The grape produces a deep-colored and aromatic wine. It can be made into a dry style or one with a moderate residual sugar level. Chambourcin is a teinturier, a grape whose juice is pink or red rather than clear like most red vitis vinifera cultivars.

The red juice fermented over the red skins can produce a very strongly flavoured wine. Most red wines are served at cellar temperature of 55 to 58 F to bring out the flavour but some Chambourcin wines have such a strong flavour that it is recommended that they be served chilled.

===Wine regions===
Chambourcin has been planted widely in the mid-Atlantic region of North America, particularly in such states as New Jersey, New York, and Pennsylvania. It is also grown in Harrow and Ruthven, Ontario, and in Kelowna, B.C., Canada; several counties in Virginia; Frederick, Washington, Harford, Prince George's County, Maryland, Queen Anne's County, Calvert County, Maryland, and St.
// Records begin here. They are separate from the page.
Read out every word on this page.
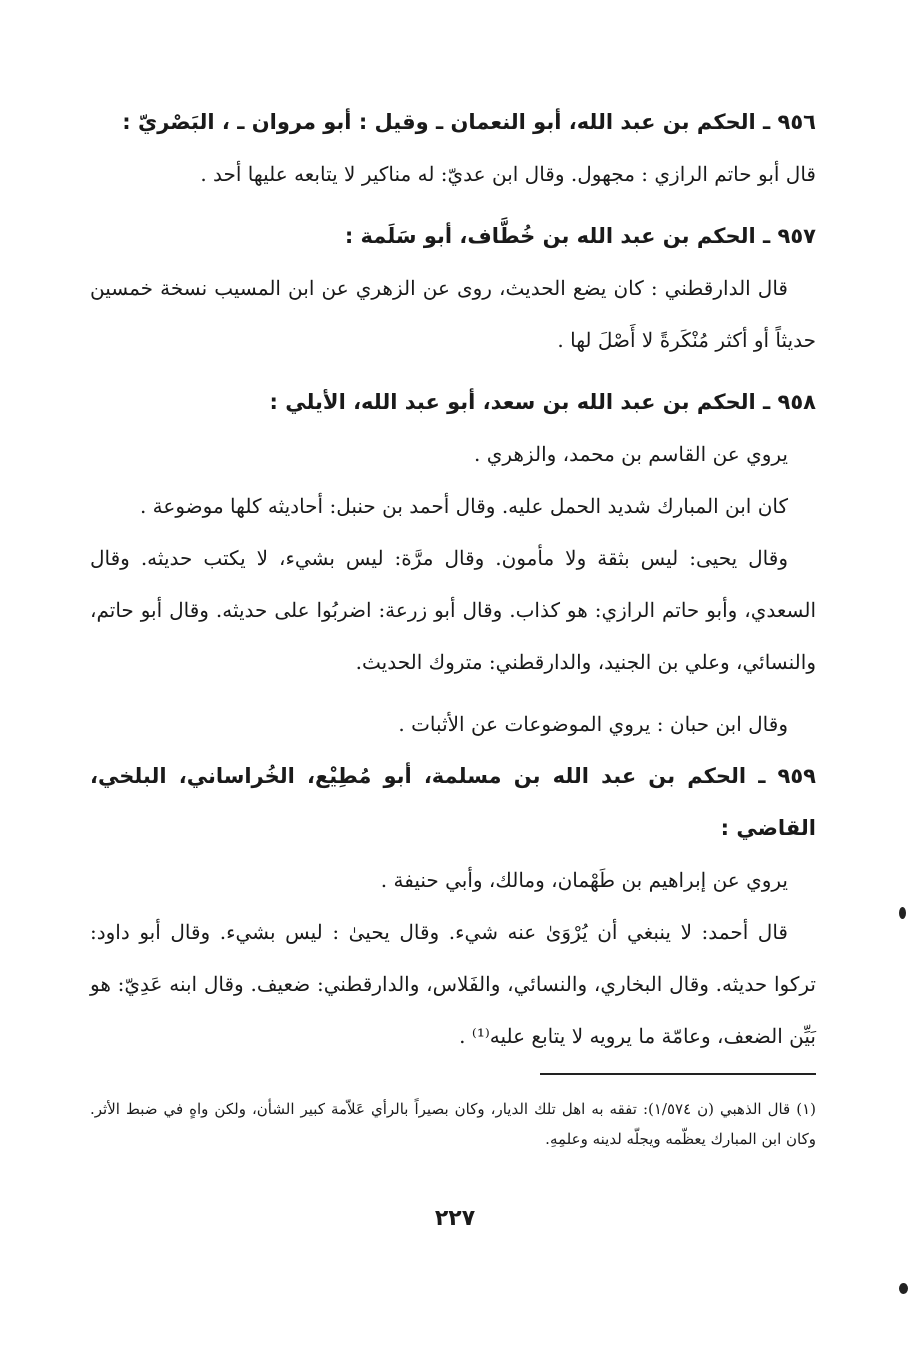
٩٥٦ ـ الحكم بن عبد الله، أبو النعمان ـ وقيل : أبو مروان ـ ، البَصْريّ :

قال أبو حاتم الرازي : مجهول. وقال ابن عديّ: له مناكير لا يتابعه عليها أحد .

٩٥٧ ـ الحكم بن عبد الله بن خُطَّاف، أبو سَلَمة :

قال الدارقطني : كان يضع الحديث، روى عن الزهري عن ابن المسيب نسخة خمسين حديثاً أو أكثر مُنْكَرةً لا أَصْلَ لها .

٩٥٨ ـ الحكم بن عبد الله بن سعد، أبو عبد الله، الأيلي :

يروي عن القاسم بن محمد، والزهري .

كان ابن المبارك شديد الحمل عليه. وقال أحمد بن حنبل: أحاديثه كلها موضوعة .

وقال يحيى: ليس بثقة ولا مأمون. وقال مرَّة: ليس بشيء، لا يكتب حديثه. وقال السعدي، وأبو حاتم الرازي: هو كذاب. وقال أبو زرعة: اضربُوا على حديثه. وقال أبو حاتم، والنسائي، وعلي بن الجنيد، والدارقطني: متروك الحديث.

وقال ابن حبان : يروي الموضوعات عن الأثبات .

٩٥٩ ـ الحكم بن عبد الله بن مسلمة، أبو مُطِيْع، الخُراساني، البلخي، القاضي :

يروي عن إبراهيم بن طَهْمان، ومالك، وأبي حنيفة .

قال أحمد: لا ينبغي أن يُرْوَىٰ عنه شيء. وقال يحيىٰ : ليس بشيء. وقال أبو داود: تركوا حديثه. وقال البخاري، والنسائي، والفَلاس، والدارقطني: ضعيف. وقال ابنه عَدِيّ: هو بَيِّن الضعف، وعامّة ما يرويه لا يتابع عليه⁽¹⁾ .

(١) قال الذهبي (ن ١/٥٧٤): تفقه به اهل تلك الديار، وكان بصيراً بالرأي عَلاّمة كبير الشأن، ولكن واهٍ في ضبط الأثر. وكان ابن المبارك يعظّمه ويجلّه لدينه وعلمِهِ.
٢٢٧
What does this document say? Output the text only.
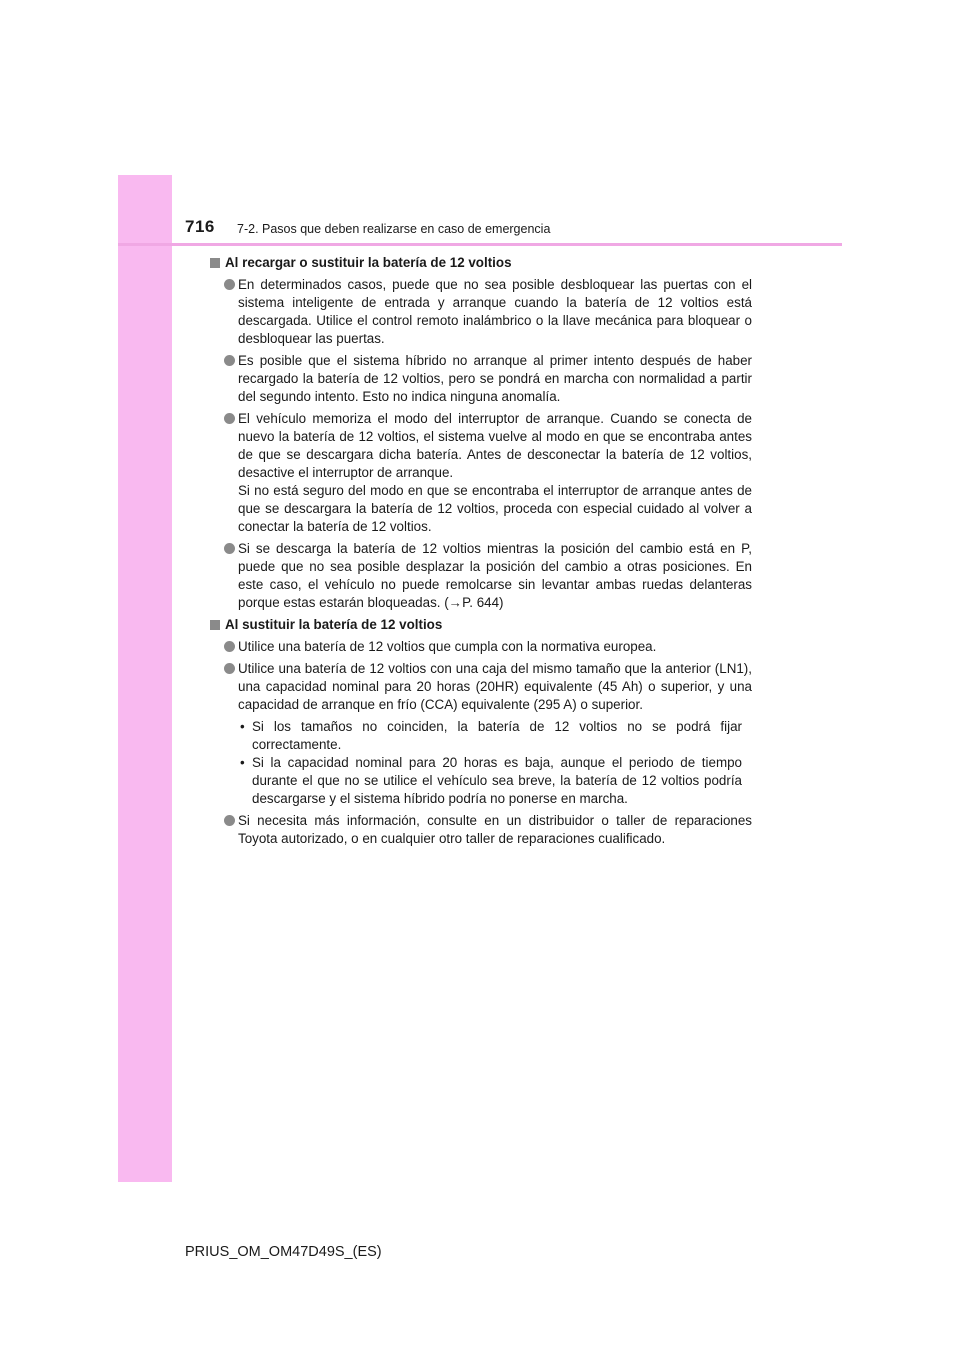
716 7-2. Pasos que deben realizarse en caso de emergencia
Al recargar o sustituir la batería de 12 voltios

En determinados casos, puede que no sea posible desbloquear las puertas con el sistema inteligente de entrada y arranque cuando la batería de 12 voltios está descargada. Utilice el control remoto inalámbrico o la llave mecánica para bloquear o desbloquear las puertas.

Es posible que el sistema híbrido no arranque al primer intento después de haber recargado la batería de 12 voltios, pero se pondrá en marcha con normalidad a partir del segundo intento. Esto no indica ninguna anomalía.

El vehículo memoriza el modo del interruptor de arranque. Cuando se conecta de nuevo la batería de 12 voltios, el sistema vuelve al modo en que se encontraba antes de que se descargara dicha batería. Antes de desconectar la batería de 12 voltios, desactive el interruptor de arranque.

Si no está seguro del modo en que se encontraba el interruptor de arranque antes de que se descargara la batería de 12 voltios, proceda con especial cuidado al volver a conectar la batería de 12 voltios.

Si se descarga la batería de 12 voltios mientras la posición del cambio está en P, puede que no sea posible desplazar la posición del cambio a otras posiciones. En este caso, el vehículo no puede remolcarse sin levantar ambas ruedas delanteras porque estas estarán bloqueadas. (→P. 644)

Al sustituir la batería de 12 voltios

Utilice una batería de 12 voltios que cumpla con la normativa europea.

Utilice una batería de 12 voltios con una caja del mismo tamaño que la anterior (LN1), una capacidad nominal para 20 horas (20HR) equivalente (45 Ah) o superior, y una capacidad de arranque en frío (CCA) equivalente (295 A) o superior.

• Si los tamaños no coinciden, la batería de 12 voltios no se podrá fijar correctamente.
• Si la capacidad nominal para 20 horas es baja, aunque el periodo de tiempo durante el que no se utilice el vehículo sea breve, la batería de 12 voltios podría descargarse y el sistema híbrido podría no ponerse en marcha.

Si necesita más información, consulte en un distribuidor o taller de reparaciones Toyota autorizado, o en cualquier otro taller de reparaciones cualificado.

PRIUS_OM_OM47D49S_(ES)
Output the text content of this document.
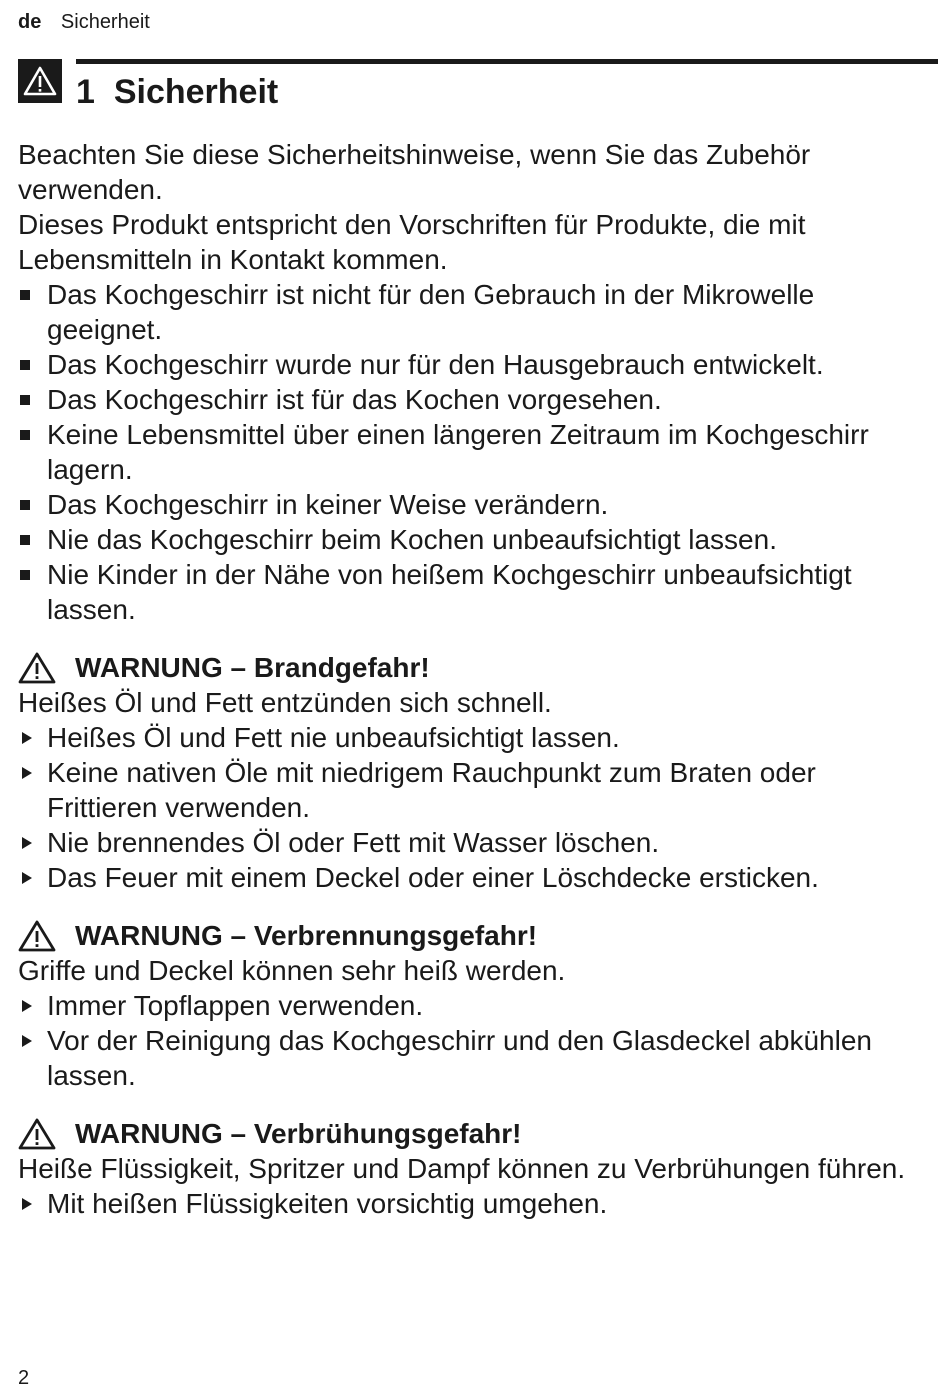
de Sicherheit
1 Sicherheit

Beachten Sie diese Sicherheitshinweise, wenn Sie das Zubehör verwenden.

Dieses Produkt entspricht den Vorschriften für Produkte, die mit Lebensmitteln in Kontakt kommen.

Das Kochgeschirr ist nicht für den Gebrauch in der Mikrowelle geeignet.
Das Kochgeschirr wurde nur für den Hausgebrauch entwickelt.
Das Kochgeschirr ist für das Kochen vorgesehen.
Keine Lebensmittel über einen längeren Zeitraum im Kochgeschirr lagern.
Das Kochgeschirr in keiner Weise verändern.
Nie das Kochgeschirr beim Kochen unbeaufsichtigt lassen.
Nie Kinder in der Nähe von heißem Kochgeschirr unbeaufsichtigt lassen.
WARNUNG – Brandgefahr!

Heißes Öl und Fett entzünden sich schnell.

Heißes Öl und Fett nie unbeaufsichtigt lassen.
Keine nativen Öle mit niedrigem Rauchpunkt zum Braten oder Frittieren verwenden.
Nie brennendes Öl oder Fett mit Wasser löschen.
Das Feuer mit einem Deckel oder einer Löschdecke ersticken.
WARNUNG – Verbrennungsgefahr!

Griffe und Deckel können sehr heiß werden.

Immer Topflappen verwenden.
Vor der Reinigung das Kochgeschirr und den Glasdeckel abkühlen lassen.
WARNUNG – Verbrühungsgefahr!

Heiße Flüssigkeit, Spritzer und Dampf können zu Verbrühungen führen.

Mit heißen Flüssigkeiten vorsichtig umgehen.
2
Mary's County, Maryland; Kent County, Delaware; Monroe County, Indiana; Daviess County, Kentucky; in the Ohio River Valley AVA Ohio; in the Lake Erie AVA of Ohio, New York, and Pennsylvania; Greenbrier, Calhoun, Roane, and Mineral counties in West Virginia; Allegan County, Michigan; the Shawnee Hills AVA of southern Illinois; the Yadkin Valley and Haw River Valley of North Carolina; Western Tennessee in the Mississippi Delta AVA; [[Missouri[Augusta AVA] Missouri]]; south-central Kansas; Norman Oklahoma; New Zealand's Northland Region; the Hunter Valley wine region of New South Wales and other warm, humid regions in Australia; also in France and Portugal.